Green has been the territory’s official meteorologist since April 2003. For a few years he’s had a moderately detailed three-day lightning forecast up-and-running. It’s only this year that he’s been stretching the program to extend two extra days.

The shell of the software was purchased commercially. The data feeds — precipitation, ground temperature, higher atmosphere temperature, and relative humidity, to name a few — come from Environment Canada and other meteorological sources.

Environment Canada tracks lightning strikes across the country with an international network of electromagnetic pulse detectors. The sharp impulse-nature of a lightning strike registers as a voltage spike.

Three detectors need to pick up a strike in order to triangulate its position using separate timestamps.

In 40 seconds, central computers in Arizona have it figured out, and send the data to tracking agencies.

By correlating historical weather and lightning data, Green and Purves designed equations and flowcharts to map incoming into a meaningful graphic that is a general representation of areas with a high-likelihood of lightning activity.

When expected lighting activity matches up with hot, dry and windy conditions, Green sends out the alert.

This year he has also started tracking a number from one to six called the Haines Index.

An index of six means danger for ground crews tackling an inferno — it means dryness and upper atmosphere instability have co-created a bellows effect.

“When you see a thunderstorm, you know there’s winds coming,” he says.

“When it’s unstable while it’s dry, you get your updrafts and downdrafts just as you would with thunderstorms, but there’s no cloud. The firefighters can’t see things coming.”

While we’re talking, the fire alarm goes off.

It’s just a test.

Green begins to describe a typical day in terms of weather in Whitehorse (“sunny in the morning, clouds up in the afternoon and you may get a shower”) before realizing he was being asked to describe his typical day.

It’s an honest misunderstanding: much of his career before 1998 was with Environment Canada’s Yukon weather service.

So it’s not surprising that his voice falls easily into rolling cadence of a weather broadcaster when he’s put in front of a map.

“The probability of lighting … tonight it’s a little bit farther to the north, back around Faro and Ross River.

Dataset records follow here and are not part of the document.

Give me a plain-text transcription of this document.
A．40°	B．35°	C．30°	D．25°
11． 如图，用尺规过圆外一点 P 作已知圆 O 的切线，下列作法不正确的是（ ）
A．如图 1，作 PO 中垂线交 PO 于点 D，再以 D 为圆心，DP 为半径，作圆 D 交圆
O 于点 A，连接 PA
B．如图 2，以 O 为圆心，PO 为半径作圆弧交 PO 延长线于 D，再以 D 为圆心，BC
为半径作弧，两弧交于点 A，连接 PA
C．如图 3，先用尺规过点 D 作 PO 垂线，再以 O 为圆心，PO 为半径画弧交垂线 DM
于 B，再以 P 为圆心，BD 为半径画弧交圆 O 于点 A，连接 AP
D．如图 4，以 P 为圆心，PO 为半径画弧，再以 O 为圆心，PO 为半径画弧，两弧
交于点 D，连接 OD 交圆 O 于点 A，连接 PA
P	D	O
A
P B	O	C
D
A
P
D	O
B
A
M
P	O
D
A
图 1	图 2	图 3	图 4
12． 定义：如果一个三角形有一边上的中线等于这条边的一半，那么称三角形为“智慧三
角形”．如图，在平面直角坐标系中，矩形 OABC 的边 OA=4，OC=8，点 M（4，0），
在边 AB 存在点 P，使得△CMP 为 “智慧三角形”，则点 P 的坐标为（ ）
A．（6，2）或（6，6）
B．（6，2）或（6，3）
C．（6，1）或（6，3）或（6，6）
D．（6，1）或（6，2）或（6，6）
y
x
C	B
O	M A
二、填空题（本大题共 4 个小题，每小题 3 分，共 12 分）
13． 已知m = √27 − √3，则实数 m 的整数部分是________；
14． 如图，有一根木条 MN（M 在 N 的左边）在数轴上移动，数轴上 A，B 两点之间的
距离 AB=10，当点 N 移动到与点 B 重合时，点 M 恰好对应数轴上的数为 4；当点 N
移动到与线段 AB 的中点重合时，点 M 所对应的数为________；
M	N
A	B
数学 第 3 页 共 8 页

“Tomorrow, not much in the south, except maybe a little around Watson Lake. Friday, it’s mainly in the area north of Dawson. Saturday, it’s going straight through Dawson and Mayo, and then its shifting southward again on Sunday.”

(That being said, the weekend forecast is actually fairly good in fire-starting terms.)

These days, he’s in at 6:30 a.m.

In at 6:30 a.m. every day, and sometimes of particularly hairy summer weekends, “the morning is quite a rush, trying to get the forecast ready,” he says.

Besides uploading detailed weather reports to the territory’s intra-office network for first-thing distribution, Green delivers a weather report twice daily in the boardroom, sometimes for just an audience of one: the wildfire duty officer.

Green enjoys his job even though his responsibilities are a bit stretched.

Larger provincial agencies often employ three to five wildfire weather forecasters. Here, it’s just him.

“Part of the problem is there’s too few hours and too much to do,” says the oracle, turning back to his machines.